Yuan2.0-2B model support sequence length up to 8192 tokens,  Yuan2.0-51B and Yuan2.0-102B models support sequence length up to 4096 tokens, you and set `--max-position-embeddings` and `--seq-length` values according to your device memory.

### Evaluation

We provide evaluation scripts for [HumanEval](./docs/eval_humaneval.md)，[AGIEval-Math](./docs/eval_agieval_math.md)，[GSM-8K](./docs/eval_gsm_8k.md) and [TruthfulQA](./docs/eval_TruthfulQA.md) for users to reproduce ours numbers. We conducted performance tests on different size of Yuan 2.0 models, which can be found in our paper.
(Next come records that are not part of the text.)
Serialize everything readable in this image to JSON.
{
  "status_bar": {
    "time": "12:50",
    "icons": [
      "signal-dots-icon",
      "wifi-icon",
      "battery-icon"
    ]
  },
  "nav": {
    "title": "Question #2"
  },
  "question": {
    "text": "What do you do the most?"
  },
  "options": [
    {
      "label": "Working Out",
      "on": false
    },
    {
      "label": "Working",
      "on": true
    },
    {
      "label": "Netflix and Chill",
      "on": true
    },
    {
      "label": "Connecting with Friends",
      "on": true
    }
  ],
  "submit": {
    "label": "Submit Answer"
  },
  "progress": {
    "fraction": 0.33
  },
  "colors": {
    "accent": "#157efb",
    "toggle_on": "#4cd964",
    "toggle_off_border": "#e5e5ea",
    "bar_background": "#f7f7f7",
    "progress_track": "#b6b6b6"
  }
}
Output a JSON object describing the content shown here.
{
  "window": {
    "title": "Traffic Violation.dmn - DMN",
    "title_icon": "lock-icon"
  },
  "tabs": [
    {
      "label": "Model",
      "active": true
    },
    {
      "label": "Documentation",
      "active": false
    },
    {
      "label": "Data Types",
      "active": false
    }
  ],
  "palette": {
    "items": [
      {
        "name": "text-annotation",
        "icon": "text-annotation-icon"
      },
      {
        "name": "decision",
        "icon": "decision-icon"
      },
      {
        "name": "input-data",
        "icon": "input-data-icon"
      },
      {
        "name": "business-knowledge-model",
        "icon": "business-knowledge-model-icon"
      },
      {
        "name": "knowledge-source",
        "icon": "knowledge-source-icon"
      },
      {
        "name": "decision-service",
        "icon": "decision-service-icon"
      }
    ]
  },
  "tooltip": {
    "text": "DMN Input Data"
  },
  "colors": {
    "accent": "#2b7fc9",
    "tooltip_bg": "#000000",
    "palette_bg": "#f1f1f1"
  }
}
| Model             | GSM8K   | AGIEval-GK-Math-QA     | AGIEval-GK-Math-Cloze     | HumanEval | TurthfulQA |

| ----------------- | :----:  | :------------: | :---------------: | :-------: | ---------- |

|  GPT-4            |  92%    |     47.0%      |       16.1%       |   86.6%   |     59%    |

|  Chat-GPT         | 68.6%\* |     36.5%      |        7.3%       |  66.5%\*  |     34%\*  |

|  Llama2           | 56.8%   |       -        |         -         |   29.9%   |       -    |

| Yuan2.0-102B      | 76.6%   |     38.7%      |       13.5%       |   67.1%   |     58%    |

| Yuan2.0-102B-SC   | 86.2%   |     45.5%      |       15.2%       |   77.4%   |       -    |

\* Evaluate ChatGPT using exactly the same input data as Yuan 2.0 in November 2023

## Inference Service

For the inference efficiency, the Yuan2.0-51B and Yuan2.0-102B models need to be converted into model files with only tensor parallelism before starting the inference service. The details can be seen from documentation [here](./docs/checkpoint_process.md).

You can call the model by calling the inference service and sending a request to it. The details can be seen from documentation [here](./docs/inference_server.md).